El hecho es que, para situar bien a México frente a Washington, Castañeda dañó la relación con La Habana. El tragicómico episodio protagonizado por el presidente Fox frente al presidente Castro fue sólo el momento más vistoso de un proceso de deterioro deliberado de la relación entre México y la isla. Atrapado en ese proceso, el embajador Pascoe, que habría sido incorporado al servicio exterior como parte de un diseño personal del canciller, tuvo que soportar humillaciones antes de ser despedido, con lo que se frustró al menos en parte ese diseño, consistente en convertir en cuadros diplomáticos a eventuales y futuros miembros relevantes de una corriente política adicta al canciller.
Una pérdida aún más grave para Castañeda fue la que significó la designación de Adolfo Aguilar Zínser como embajador ante la ONU y el avance, este año, de las posiciones del antiguo Consejero de Seguridad nacional frente a las del propio Castañeda. A pesar de que el canciller buscó menospreciar al embajador informando que le envía instrucciones por escrito cada día, a fin de asegurarse de la fidelidad de su conducta a los designios de Tlatelolco. Y no obstante que ni Castañeda mismo, en su discurso de septiembre ante la Asamblea General de la ONU, trazó los elementos de esa actitud, parece claro que al tramitarse la resolución sobre Iraq la posición mexicana, cobijada por la de Francia, surgió más de Nueva York que de Tlatelolco.

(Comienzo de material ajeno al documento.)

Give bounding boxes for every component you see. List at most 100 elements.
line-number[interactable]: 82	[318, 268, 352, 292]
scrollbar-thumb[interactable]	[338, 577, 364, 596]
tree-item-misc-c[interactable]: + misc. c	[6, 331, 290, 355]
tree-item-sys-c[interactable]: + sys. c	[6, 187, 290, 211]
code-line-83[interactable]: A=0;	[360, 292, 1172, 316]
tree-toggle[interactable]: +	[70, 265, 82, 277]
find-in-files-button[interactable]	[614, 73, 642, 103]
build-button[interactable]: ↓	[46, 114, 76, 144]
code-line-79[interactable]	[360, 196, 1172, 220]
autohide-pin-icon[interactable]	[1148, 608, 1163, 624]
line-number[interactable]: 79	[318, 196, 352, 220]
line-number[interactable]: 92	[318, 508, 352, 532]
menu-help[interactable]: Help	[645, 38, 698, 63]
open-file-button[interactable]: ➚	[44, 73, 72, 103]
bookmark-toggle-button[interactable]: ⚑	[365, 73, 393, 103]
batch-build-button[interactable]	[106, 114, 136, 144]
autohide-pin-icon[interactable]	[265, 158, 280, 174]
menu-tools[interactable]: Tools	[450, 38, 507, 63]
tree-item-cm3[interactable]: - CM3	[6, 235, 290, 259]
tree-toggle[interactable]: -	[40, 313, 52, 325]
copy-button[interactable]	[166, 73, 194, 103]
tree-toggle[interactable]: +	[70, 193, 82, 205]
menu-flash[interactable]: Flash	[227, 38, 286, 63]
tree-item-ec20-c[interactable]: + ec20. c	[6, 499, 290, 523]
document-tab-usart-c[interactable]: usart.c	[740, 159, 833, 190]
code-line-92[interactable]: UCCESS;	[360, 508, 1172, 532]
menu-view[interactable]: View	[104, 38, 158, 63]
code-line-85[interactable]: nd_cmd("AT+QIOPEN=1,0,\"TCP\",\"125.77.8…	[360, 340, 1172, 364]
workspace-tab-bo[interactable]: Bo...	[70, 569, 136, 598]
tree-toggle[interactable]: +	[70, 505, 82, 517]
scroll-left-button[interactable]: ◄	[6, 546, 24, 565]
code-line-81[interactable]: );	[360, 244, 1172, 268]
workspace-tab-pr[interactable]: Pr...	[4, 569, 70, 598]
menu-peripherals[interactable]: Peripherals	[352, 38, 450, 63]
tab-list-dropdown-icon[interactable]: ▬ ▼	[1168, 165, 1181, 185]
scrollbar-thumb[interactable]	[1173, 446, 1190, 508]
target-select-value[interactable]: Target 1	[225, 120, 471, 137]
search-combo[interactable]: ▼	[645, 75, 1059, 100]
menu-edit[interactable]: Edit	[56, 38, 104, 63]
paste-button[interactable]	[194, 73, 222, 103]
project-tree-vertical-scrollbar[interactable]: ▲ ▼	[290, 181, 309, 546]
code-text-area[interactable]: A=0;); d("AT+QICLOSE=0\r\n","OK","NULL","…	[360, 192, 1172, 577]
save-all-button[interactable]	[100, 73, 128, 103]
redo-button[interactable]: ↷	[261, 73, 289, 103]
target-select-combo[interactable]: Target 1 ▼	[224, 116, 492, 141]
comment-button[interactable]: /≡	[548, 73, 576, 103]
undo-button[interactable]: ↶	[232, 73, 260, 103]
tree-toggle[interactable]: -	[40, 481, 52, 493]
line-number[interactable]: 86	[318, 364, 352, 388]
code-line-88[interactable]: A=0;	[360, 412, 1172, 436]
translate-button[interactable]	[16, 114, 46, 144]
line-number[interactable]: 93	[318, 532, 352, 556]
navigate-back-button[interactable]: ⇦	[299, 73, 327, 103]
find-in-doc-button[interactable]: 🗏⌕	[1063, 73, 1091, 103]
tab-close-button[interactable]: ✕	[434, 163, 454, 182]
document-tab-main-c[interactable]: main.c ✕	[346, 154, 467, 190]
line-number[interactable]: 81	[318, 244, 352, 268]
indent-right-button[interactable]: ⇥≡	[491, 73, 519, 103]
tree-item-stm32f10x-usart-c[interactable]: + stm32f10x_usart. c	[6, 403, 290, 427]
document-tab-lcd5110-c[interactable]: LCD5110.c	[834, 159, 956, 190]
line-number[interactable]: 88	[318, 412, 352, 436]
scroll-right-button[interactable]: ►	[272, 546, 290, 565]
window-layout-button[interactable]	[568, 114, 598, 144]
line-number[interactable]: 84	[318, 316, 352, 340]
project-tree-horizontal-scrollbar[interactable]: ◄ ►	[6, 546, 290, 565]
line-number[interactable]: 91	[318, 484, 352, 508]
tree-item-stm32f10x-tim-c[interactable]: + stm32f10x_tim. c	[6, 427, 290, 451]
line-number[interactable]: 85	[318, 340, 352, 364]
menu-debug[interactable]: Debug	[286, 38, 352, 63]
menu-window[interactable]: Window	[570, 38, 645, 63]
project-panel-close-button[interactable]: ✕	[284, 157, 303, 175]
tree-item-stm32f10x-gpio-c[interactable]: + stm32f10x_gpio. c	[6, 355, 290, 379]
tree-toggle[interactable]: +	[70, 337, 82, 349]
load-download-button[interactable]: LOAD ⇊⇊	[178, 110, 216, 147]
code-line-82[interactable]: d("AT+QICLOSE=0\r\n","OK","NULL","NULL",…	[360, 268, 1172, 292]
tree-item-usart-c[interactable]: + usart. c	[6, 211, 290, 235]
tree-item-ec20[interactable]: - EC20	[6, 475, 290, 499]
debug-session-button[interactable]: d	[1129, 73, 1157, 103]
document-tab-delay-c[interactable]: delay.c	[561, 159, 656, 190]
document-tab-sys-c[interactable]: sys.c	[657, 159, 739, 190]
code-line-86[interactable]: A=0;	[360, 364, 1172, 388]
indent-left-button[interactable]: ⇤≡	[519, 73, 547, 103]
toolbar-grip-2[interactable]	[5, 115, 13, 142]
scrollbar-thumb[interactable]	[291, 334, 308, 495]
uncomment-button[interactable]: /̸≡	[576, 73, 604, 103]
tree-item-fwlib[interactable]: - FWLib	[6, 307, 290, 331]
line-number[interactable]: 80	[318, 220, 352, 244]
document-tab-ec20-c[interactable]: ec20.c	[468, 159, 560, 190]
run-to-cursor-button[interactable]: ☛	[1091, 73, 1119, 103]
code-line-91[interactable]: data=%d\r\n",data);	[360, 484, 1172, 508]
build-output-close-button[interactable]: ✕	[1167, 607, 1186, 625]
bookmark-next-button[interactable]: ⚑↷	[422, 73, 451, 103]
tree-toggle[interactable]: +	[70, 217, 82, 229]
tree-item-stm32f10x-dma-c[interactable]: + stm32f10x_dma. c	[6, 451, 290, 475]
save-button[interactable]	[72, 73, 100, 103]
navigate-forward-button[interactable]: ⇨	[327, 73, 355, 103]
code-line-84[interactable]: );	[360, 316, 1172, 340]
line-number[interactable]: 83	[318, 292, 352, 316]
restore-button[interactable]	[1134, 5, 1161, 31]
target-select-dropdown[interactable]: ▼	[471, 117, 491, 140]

Castañeda perdió también al subsecretario Marín Bosch. La explicación a su renuncia es creíble: el experimentado diplomático tenía planeada su jubilación desde el comienzo del sexenio. Pero el que no encontrara razones para esforzarse en seguir dentro del equipo de la cancillería es quizá un juicio sobre el desempeño de ese equipo. Marín Bosch realizó una carrera prolongada y profesional en el servicio exterior y fue secretario particular del primer Jorge Castañeda en la cancillería, época de que data su amistad con el actual secretario. En él, entre otros, se encarna una inevitable contradicción de la postura de Castañeda: critica con acritud la diplomacia priista y sin embargo ejecuta los cambios con miembros relevantes de aquella diplomacia.
La polivalencia del canciller -que induce a muchos a pensar posible su paso a otra secretaría- lo llevó también a incursionar en la política interior: se propone ayudar a construir una mayoría foxista en la Cámara de Diputados, a partir de las elecciones del año próximo. No se ve claro cómo podrá conseguir ese propósito, pero sí que su pretensión no fue bien apreciada en el partido del Presidente, que juzga ajenos a sus propósitos los del canciller. Como quiera que sea, tal vez a través de alguna nueva formación política o de las que requieren abrirse paso por sus propios medios esta vez, Castañeda buscará reproducir la estrategia que dio a Fox votos que no le hubieran sido destinados espontáneamente.